I want to find a basis $\mathbb{B}$ for $P_2$ such that
${p}_\mathbb{B}$ = $ \begin{bmatrix} p(0) \\ p'(0) \\ p''(2)/2 \end {bmatrix}$
are the coordinates for a second degree polynome $p$.
Since $p(0) = a$, $p'(0) = b$ and $p''(0)/2 = c$, I wonder if my basis is correct: (I assumed $P_2 = a+bx+cx^2$)
$\mathbb{B} = \begin{bmatrix} 1 \\ 0 \\ 0 \end {bmatrix} \begin{bmatrix} 0 \\ 1 \\ 0 \end {bmatrix} \begin{bmatrix} 0 \\ 0 \\ 1 \end {bmatrix}$
Because $a*\begin{bmatrix} 1 \\ 0 \\ 0 \end {bmatrix} +b\begin{bmatrix} 0 \\ 1 \\ 0 \end {bmatrix} + c\begin{bmatrix} 0 \\ 0 \\ 1 \end {bmatrix} = \begin{bmatrix} a \\ b \\ c \end {bmatrix}$ which indeed is the result that I wanted. The derivates are kind of confusing though, I'm not sure if I've done this correctly.

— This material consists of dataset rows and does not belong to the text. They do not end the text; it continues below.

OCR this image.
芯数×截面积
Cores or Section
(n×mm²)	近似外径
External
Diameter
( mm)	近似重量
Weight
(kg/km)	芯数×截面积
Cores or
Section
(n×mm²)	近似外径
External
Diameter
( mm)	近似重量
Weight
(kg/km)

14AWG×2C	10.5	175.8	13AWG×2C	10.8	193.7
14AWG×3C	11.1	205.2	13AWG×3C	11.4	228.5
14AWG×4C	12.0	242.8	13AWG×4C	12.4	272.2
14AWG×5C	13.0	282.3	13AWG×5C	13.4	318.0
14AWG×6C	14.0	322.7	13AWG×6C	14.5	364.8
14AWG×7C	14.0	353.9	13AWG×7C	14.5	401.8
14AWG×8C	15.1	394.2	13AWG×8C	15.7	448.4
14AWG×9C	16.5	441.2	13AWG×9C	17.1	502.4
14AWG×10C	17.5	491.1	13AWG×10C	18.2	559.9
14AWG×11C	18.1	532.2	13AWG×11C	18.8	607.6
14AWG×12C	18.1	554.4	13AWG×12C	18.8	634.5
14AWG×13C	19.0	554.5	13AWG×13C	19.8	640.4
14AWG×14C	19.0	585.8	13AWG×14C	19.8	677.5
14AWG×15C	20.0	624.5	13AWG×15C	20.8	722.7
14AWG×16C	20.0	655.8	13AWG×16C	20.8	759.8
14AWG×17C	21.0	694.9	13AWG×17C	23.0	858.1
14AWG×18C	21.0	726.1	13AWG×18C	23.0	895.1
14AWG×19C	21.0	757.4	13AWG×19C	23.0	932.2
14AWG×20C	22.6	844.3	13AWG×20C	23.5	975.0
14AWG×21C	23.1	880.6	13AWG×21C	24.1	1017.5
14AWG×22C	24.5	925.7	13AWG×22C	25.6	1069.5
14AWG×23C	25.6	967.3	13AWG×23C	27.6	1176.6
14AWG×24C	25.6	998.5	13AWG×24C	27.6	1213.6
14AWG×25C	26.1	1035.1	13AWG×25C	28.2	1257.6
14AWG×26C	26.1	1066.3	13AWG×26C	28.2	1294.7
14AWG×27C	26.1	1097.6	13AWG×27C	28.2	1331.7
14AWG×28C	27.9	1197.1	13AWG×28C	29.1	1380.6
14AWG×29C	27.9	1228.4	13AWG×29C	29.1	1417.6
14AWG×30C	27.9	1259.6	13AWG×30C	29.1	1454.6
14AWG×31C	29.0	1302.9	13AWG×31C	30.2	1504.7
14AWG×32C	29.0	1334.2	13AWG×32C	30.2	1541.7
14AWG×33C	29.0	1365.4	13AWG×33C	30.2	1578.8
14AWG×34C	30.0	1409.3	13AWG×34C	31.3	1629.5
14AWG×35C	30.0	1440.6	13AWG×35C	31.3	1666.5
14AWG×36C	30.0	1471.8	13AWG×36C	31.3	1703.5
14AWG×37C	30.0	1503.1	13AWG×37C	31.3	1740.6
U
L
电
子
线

Edit: Thanks for awarding me with the best answer, but I think the explanation was not perfect, so I found a better way. If you still like the old explanation better, then you can take a look at the "Edit History".
Our goal is it to find a basis of $P_2$ such that $$p_\mathbb{B} = \begin{bmatrix} p(0) \\ p'(0) \\ p''(0)/2 \end{bmatrix} $$
for every element $p$ in $P_2$.
Let $p = a + bx + cx^2$ an arbitrary element with coefficients $a,b,c$. Since you have already shown us that $p(0)=a$, $p'(0) = b$ and $p''(0)/2 = c$, this means that we must find a basis $\mathbb{B}$ such that $$p_\mathbb{B} = \begin{bmatrix} a \\ b \\ c \end{bmatrix}. $$
If we look at the standard basis $\mathbb{E} = \{ 1, x, x^2 \}$, we observe that
$$p_\mathbb{E} = \begin{bmatrix} a \\ b \\ c \end{bmatrix},$$
so $\mathbb{E}$ is a basis of $P_2$ which satisfy your condition.
We can also show that this is the only basis which satisfy this condition: We notice that $$ p_\mathbb{B} = p_\mathbb{E} = T(\mathbb{B},\mathbb{E}) p_\mathbb{B} $$ where $T(\mathbb{B},\mathbb{E})$ denotes the basis change matrix from $\mathbb{B}$ to $\mathbb{E}$. But since $T(\mathbb{B},\mathbb{E})$ is invertible, we see that $T(\mathbb{B},\mathbb{E})$ must be the identity matrix which is equivalent to $\mathbb{B} = \mathbb{E}$.